When you’re recruiting members to be part of your HOA board, it’s important to know how to reach them and to be prepared for common push backs you’ll hear when you ask a homeowner to join the Board. But once you find good board members, you don’t want to let them go. So how do you keep them on the Board?
First and foremost, it’s up to current HOA board members to set a good example. If you act like you dread going to meetings, constantly complain, and bad-mouth the Board, it's not going to help your cause. Why would someone want to be a part of something that is making you miserable?
You want to reflect what a good board member looks like. This means:
- Conducting yourself respectfully both in and out of meetings.
- Being aware of how board members interact with one another in meetings – an
antagonistic, combative meeting doesn’t exactly create an environment people want to be a part of.

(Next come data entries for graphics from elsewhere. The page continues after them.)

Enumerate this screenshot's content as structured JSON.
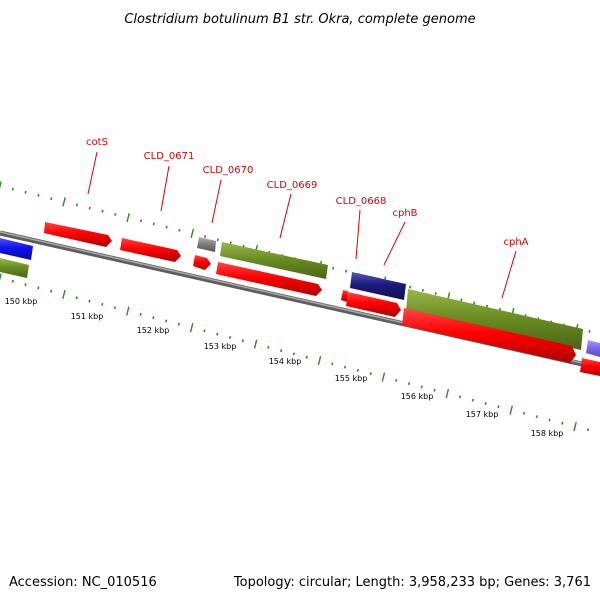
{
  "title": "Clostridium botulinum B1 str. Okra, complete genome",
  "footer": {
    "accession": "Accession: NC_010516",
    "summary": "Topology: circular; Length: 3,958,233 bp; Genes: 3,761"
  },
  "colors": {
    "forward_gene": "#ff0000",
    "reverse_gene": "#ff0000",
    "cds_green": "#6b8e23",
    "blue": "#1010ee",
    "navy": "#1a1a80",
    "lavender": "#7b68ee",
    "gray": "#808080",
    "backbone": "#808080",
    "tick": "#2e8b22",
    "label": "#e00000"
  },
  "kbp_labels": [
    "150 kbp",
    "151 kbp",
    "152 kbp",
    "153 kbp",
    "154 kbp",
    "155 kbp",
    "156 kbp",
    "157 kbp",
    "158 kbp"
  ],
  "gene_labels": [
    "cotS",
    "CLD_0671",
    "CLD_0670",
    "CLD_0669",
    "CLD_0668",
    "cphB",
    "cphA"
  ]
}
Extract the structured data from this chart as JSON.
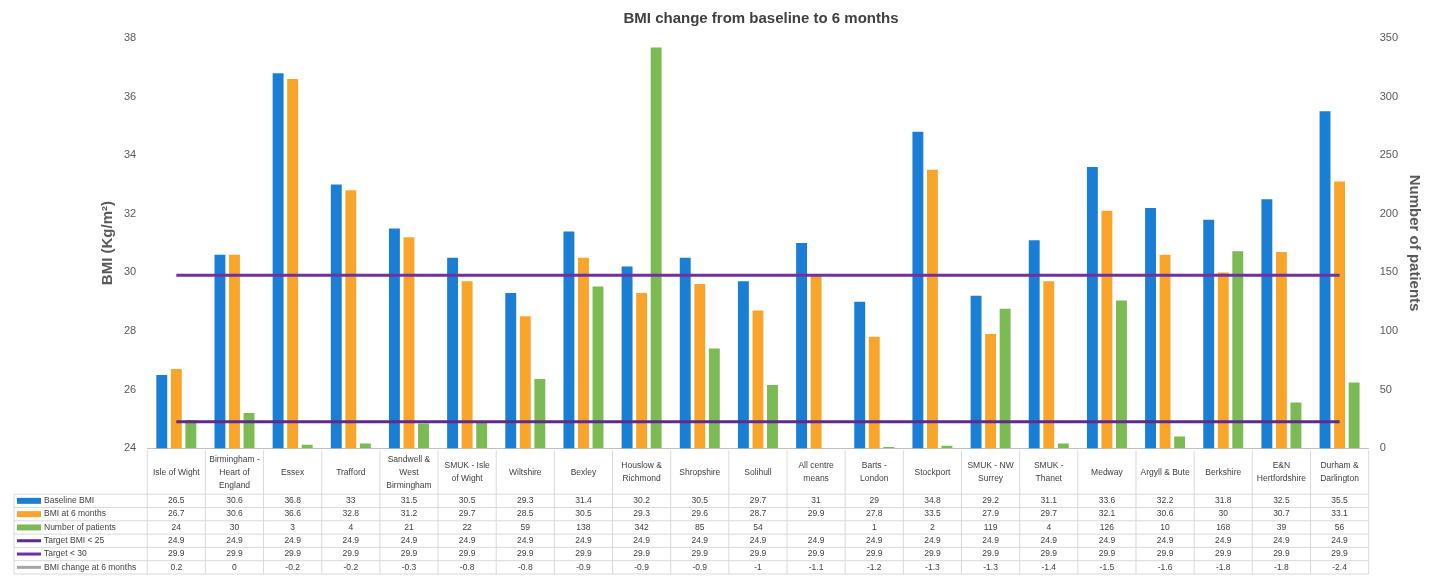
{
  "chart_data": {
    "type": "bar",
    "title": "BMI change from baseline to 6 months",
    "ylabel": "BMI (Kg/m²)",
    "y2label": "Number of patients",
    "categories": [
      "Isle of Wight",
      "Birmingham - Heart of England",
      "Essex",
      "Trafford",
      "Sandwell & West Birmingham",
      "SMUK - Isle of Wight",
      "Wiltshire",
      "Bexley",
      "Houslow & Richmond",
      "Shropshire",
      "Solihull",
      "All centre means",
      "Barts - London",
      "Stockport",
      "SMUK - NW Surrey",
      "SMUK - Thanet",
      "Medway",
      "Argyll & Bute",
      "Berkshire",
      "E&N Hertfordshire",
      "Durham & Darlington"
    ],
    "series": [
      {
        "name": "Baseline BMI",
        "color": "#1a7fd4",
        "values": [
          26.5,
          30.6,
          36.8,
          33,
          31.5,
          30.5,
          29.3,
          31.4,
          30.2,
          30.5,
          29.7,
          31,
          29,
          34.8,
          29.2,
          31.1,
          33.6,
          32.2,
          31.8,
          32.5,
          35.5
        ]
      },
      {
        "name": "BMI at 6 months",
        "color": "#f9a52c",
        "values": [
          26.7,
          30.6,
          36.6,
          32.8,
          31.2,
          29.7,
          28.5,
          30.5,
          29.3,
          29.6,
          28.7,
          29.9,
          27.8,
          33.5,
          27.9,
          29.7,
          32.1,
          30.6,
          30,
          30.7,
          33.1
        ]
      },
      {
        "name": "Number of patients",
        "axis": "y2",
        "color": "#7cba54",
        "values": [
          24,
          30,
          3,
          4,
          21,
          22,
          59,
          138,
          342,
          85,
          54,
          null,
          1,
          2,
          119,
          4,
          126,
          10,
          168,
          39,
          56
        ]
      },
      {
        "name": "Target BMI < 25",
        "type": "line",
        "color": "#5e2a8c",
        "values": [
          24.9,
          24.9,
          24.9,
          24.9,
          24.9,
          24.9,
          24.9,
          24.9,
          24.9,
          24.9,
          24.9,
          24.9,
          24.9,
          24.9,
          24.9,
          24.9,
          24.9,
          24.9,
          24.9,
          24.9,
          24.9
        ]
      },
      {
        "name": "Target < 30",
        "type": "line",
        "color": "#7030a0",
        "values": [
          29.9,
          29.9,
          29.9,
          29.9,
          29.9,
          29.9,
          29.9,
          29.9,
          29.9,
          29.9,
          29.9,
          29.9,
          29.9,
          29.9,
          29.9,
          29.9,
          29.9,
          29.9,
          29.9,
          29.9,
          29.9
        ]
      },
      {
        "name": "BMI change at 6 months",
        "type": "line",
        "color": "#a6a6a6",
        "values": [
          null,
          null,
          null,
          null,
          null,
          null,
          null,
          null,
          null,
          null,
          null,
          null,
          null,
          null,
          null,
          null,
          null,
          null,
          null,
          null,
          null
        ],
        "value_labels": [
          "0.2",
          "0",
          "-0.2",
          "-0.2",
          "-0.3",
          "-0.8",
          "-0.8",
          "-0.9",
          "-0.9",
          "-0.9",
          "-1",
          "-1.1",
          "-1.2",
          "-1.3",
          "-1.3",
          "-1.4",
          "-1.5",
          "-1.6",
          "-1.8",
          "-1.8",
          "-2.4"
        ]
      }
    ],
    "ylim": [
      24,
      38
    ],
    "yticks": [
      24,
      26,
      28,
      30,
      32,
      34,
      36,
      38
    ],
    "y2lim": [
      0,
      350
    ],
    "y2ticks": [
      0,
      50,
      100,
      150,
      200,
      250,
      300,
      350
    ],
    "data_labels": true,
    "legend": "bottom",
    "marker": "none",
    "line_style": "solid"
  }
}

- Knowing when to remove yourself from the situation and let it be handled by the President or other parties involved.
Current HOA board members are the best indicators of whether or not someone would want to be a part of the board. Additionally, an HOA management company can help board members feel cared for and valued too.
Ways to make HOA board members feel valued:
- Create a social event – Once or twice a year, put on a dinner for board members. Provide a nice meal and bring in experts to speak. This allows board members to get to know each other in a more casual way. It’s also a nice gesture to say thank you for volunteering their time and resources.
- Offer a training or educational day – This is a great way to bring other organizations in the community together. Practically speaking, people don’t always want to do this, but a lot can be learned by talking to people outside your Association.
- Continually educate – In board meeting packets, send a case study, tips, or relevant news, especially something that relates to issues in your Association.
- Build relationship – It would mean a lot to a member if the board president called them up to have a cup of coffee, just to ask how it’s going.
- *Schedule a working lunch – Have the Association buy lunch and bring the board members together simply to touch base. For example, companies like Hignell HOA Management often provide informal social gatherings where board members can meet each other in a casual atmosphere to help break down possible relational barriers.
*It’s important to note that anytime board members get together and have a quorum, the Davis-Stirling Act requires that it be posted and proper notice given – even if business matters aren't planned on being discussed.
- Acknowledge when a board member’s time is up – A plaque or gift certificate is always nice, but sometimes it's more meaningful to just read a simple thank you letter at a board member’s last meeting acknowledging their contribution to the Association.
In the end, if an HOA board member has an enjoyable experience, it will have a ripple effect in the Association and others will get involved. Happy board members are helpful people.